Because I’m a bit of a pack-rat, I didn’t have alot of room in my closet or dresser for this windfall. So last night was purge time. As best I could, I tried to be ruthless and let go of anything that a.) I hadn’t worn for awhile, or b.) didn’t really enjoy wearing even if it was recent.
The clothes I packed up for goodwill fit into three categories:
- Clothes that are too baggy because my body has changed OR because I’d convinced myself that an overweight woman like me shouldn’t wear fitted clothes.
- Clothes that used to fit me a size or two ago, that I still really like, and that I hope to fit into again some day.
- Clothes that I never really liked the look or feel of (once I had them home from the store and on my body), or that didn’t really suit my personality, but that I felt guilty about getting rid of because I’d invested money in them.
That list says a lot about the things that I hang onto:
- Old ideas about myself and how I should or shouldn’t dress or I should or shouldn’t look.
- Unrealistic ideals about what I want to look like “some day”, coupled with dissatisfaction over how I look RIGHT NOW.
- Guilt and unhelpful attachment to choices I shouldn’t have made.
- Shame over being the size I am right now and always a longing to be something different.
- Feeling that it’s wrong to want to look my very best, and that some days I should just be satisfied with boring, poorly fitted clothes.
- The sense that if I hang onto worn out, baggy, or not-quite-right clothes, I am fitting into the image I’ve painted of myself as a frugal/earthy person who doesn’t want to use up too much of the earth’s resources for her own consumption.
- The idea that I’m supposed to dress a certain way (professional/practical/conservative/not-too-loud/not-too-sexy) to fit certain roles I have in my life and to ensure I don’t offend anyone or rock the boat.
That’s a lot of baggage I’m trying to pack away in those goodwill bags.

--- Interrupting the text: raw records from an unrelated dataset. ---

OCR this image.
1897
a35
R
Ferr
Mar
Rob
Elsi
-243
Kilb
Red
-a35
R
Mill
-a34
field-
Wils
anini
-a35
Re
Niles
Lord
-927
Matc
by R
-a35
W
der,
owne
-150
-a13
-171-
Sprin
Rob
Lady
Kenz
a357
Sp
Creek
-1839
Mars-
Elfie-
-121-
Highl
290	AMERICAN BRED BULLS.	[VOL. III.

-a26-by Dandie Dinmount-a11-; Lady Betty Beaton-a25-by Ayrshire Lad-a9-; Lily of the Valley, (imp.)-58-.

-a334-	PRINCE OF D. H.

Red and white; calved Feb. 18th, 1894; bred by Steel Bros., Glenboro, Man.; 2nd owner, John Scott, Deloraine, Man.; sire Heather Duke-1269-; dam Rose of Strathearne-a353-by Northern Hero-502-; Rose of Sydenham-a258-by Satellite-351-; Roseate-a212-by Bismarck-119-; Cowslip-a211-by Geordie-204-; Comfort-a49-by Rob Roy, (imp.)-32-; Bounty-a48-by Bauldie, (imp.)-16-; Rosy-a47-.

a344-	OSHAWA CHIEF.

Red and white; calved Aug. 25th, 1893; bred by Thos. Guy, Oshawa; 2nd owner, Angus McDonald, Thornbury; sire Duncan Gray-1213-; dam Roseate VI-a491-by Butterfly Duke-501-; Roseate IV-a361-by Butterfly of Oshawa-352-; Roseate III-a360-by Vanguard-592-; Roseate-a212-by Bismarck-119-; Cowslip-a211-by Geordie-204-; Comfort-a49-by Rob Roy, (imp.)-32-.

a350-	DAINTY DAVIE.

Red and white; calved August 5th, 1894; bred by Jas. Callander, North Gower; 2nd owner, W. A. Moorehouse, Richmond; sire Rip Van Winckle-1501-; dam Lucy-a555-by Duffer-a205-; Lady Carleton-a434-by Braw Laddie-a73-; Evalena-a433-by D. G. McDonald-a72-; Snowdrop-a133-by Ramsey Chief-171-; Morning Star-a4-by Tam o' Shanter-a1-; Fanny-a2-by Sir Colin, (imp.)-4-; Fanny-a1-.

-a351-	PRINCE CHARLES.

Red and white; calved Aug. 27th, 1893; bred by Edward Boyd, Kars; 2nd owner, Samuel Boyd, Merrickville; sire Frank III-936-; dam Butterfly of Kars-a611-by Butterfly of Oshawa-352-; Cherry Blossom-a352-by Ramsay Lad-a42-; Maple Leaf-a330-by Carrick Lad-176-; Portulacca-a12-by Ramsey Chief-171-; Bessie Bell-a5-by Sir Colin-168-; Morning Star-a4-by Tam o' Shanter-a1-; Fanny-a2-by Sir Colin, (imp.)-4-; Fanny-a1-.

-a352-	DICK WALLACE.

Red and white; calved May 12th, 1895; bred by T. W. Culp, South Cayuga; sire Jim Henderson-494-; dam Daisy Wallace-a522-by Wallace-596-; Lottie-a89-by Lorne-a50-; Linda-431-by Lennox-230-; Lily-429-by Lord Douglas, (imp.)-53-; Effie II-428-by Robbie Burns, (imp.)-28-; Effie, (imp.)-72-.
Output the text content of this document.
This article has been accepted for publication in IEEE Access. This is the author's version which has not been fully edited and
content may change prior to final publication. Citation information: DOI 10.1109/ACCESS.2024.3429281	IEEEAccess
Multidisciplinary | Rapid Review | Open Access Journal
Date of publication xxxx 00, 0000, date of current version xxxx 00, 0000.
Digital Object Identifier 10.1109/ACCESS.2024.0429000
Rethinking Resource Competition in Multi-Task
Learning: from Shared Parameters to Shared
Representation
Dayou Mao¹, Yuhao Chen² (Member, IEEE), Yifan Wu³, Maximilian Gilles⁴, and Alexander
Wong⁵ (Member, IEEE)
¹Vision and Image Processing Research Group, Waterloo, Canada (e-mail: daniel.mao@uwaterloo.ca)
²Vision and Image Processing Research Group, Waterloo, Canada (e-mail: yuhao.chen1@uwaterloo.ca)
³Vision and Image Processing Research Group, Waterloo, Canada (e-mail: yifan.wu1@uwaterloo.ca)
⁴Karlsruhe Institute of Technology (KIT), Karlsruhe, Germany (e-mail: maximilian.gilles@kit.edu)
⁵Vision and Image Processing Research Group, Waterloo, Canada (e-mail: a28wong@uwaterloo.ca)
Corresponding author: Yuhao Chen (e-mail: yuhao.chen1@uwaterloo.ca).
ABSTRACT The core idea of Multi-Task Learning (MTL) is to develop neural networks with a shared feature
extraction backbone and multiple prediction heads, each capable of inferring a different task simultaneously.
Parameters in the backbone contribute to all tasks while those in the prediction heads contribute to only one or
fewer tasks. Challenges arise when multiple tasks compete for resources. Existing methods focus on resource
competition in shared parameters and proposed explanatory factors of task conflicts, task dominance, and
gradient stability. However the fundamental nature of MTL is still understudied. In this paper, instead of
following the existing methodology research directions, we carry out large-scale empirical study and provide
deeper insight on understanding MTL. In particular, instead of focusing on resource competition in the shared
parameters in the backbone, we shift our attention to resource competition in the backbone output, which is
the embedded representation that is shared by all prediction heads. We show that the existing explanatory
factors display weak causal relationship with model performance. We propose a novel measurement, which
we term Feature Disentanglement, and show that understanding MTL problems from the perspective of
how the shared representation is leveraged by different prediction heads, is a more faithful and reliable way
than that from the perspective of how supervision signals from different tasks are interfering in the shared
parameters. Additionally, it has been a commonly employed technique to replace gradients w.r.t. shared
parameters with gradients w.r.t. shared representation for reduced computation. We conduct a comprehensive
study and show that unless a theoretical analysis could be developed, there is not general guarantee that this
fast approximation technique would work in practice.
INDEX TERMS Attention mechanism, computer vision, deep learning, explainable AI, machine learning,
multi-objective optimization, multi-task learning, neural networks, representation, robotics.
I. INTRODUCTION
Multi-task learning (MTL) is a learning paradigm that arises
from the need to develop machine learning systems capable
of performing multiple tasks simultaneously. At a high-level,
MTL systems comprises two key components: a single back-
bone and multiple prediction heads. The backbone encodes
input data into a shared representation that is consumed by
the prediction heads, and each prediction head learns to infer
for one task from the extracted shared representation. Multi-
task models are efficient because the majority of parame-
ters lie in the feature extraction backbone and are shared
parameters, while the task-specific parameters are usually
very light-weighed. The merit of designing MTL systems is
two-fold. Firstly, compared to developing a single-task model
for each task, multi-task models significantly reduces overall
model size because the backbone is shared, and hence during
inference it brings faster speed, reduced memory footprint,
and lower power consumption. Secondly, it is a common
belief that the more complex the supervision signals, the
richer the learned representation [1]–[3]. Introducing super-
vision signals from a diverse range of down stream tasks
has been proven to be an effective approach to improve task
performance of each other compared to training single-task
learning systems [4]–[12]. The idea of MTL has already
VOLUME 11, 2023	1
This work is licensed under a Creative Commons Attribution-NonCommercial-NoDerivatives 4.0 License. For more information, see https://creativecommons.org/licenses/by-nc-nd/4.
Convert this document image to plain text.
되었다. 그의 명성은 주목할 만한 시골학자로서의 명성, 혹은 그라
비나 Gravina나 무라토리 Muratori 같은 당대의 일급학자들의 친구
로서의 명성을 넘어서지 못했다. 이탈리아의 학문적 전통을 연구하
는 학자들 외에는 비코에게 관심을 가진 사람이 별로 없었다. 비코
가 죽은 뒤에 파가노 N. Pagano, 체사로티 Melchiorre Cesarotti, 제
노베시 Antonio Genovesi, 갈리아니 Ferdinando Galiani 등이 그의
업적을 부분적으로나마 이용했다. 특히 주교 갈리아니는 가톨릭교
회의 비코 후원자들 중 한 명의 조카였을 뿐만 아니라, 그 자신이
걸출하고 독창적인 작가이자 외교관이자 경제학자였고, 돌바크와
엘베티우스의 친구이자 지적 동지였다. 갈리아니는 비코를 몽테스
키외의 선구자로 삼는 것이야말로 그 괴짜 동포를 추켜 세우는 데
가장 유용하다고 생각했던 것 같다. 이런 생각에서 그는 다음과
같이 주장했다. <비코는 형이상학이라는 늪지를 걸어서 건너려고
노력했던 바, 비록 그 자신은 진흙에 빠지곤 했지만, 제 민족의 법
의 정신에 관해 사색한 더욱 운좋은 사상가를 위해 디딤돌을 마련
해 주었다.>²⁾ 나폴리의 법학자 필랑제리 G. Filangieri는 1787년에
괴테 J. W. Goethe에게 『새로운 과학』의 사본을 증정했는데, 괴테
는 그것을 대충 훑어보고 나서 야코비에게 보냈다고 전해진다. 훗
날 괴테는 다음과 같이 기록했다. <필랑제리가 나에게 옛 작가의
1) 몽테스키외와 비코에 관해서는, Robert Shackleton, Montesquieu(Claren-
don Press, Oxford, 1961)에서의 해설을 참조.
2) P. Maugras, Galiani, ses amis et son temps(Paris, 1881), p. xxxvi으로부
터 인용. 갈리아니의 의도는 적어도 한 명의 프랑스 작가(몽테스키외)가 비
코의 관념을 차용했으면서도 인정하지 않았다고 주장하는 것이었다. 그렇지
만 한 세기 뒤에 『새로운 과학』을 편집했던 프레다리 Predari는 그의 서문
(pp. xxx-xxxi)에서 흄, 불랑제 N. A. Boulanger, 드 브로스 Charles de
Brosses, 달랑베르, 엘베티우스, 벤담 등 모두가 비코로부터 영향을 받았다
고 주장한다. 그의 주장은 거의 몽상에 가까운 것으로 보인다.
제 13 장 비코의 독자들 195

No, I’m not idealistic enough to believe that a one-time purge will allow me to shake all of those old ideas, but I have to start somewhere.
Here are some of the new ideas I’m trying to replace them with:
- It’s okay to look great, feel great, (and maybe even a little sexy!) and enjoy what I’m wearing.
- My style is somewhere in the range of eclectic/colourful/global/bohemian/wanderer/artist – and THAT’S THE WAY I DRESS!
- I am a good steward of the earth’s and my own resources AND I appreciate and value the beauty and comfort in what the earth has provided for me.
- I look good and feel good the way my body is RIGHT NOW, even if it’s far from society’s ideals.
- It’s okay to be who I am and let that shine through the clothes I put on my body.
- Old choices are in the past and I can let them go without guilt.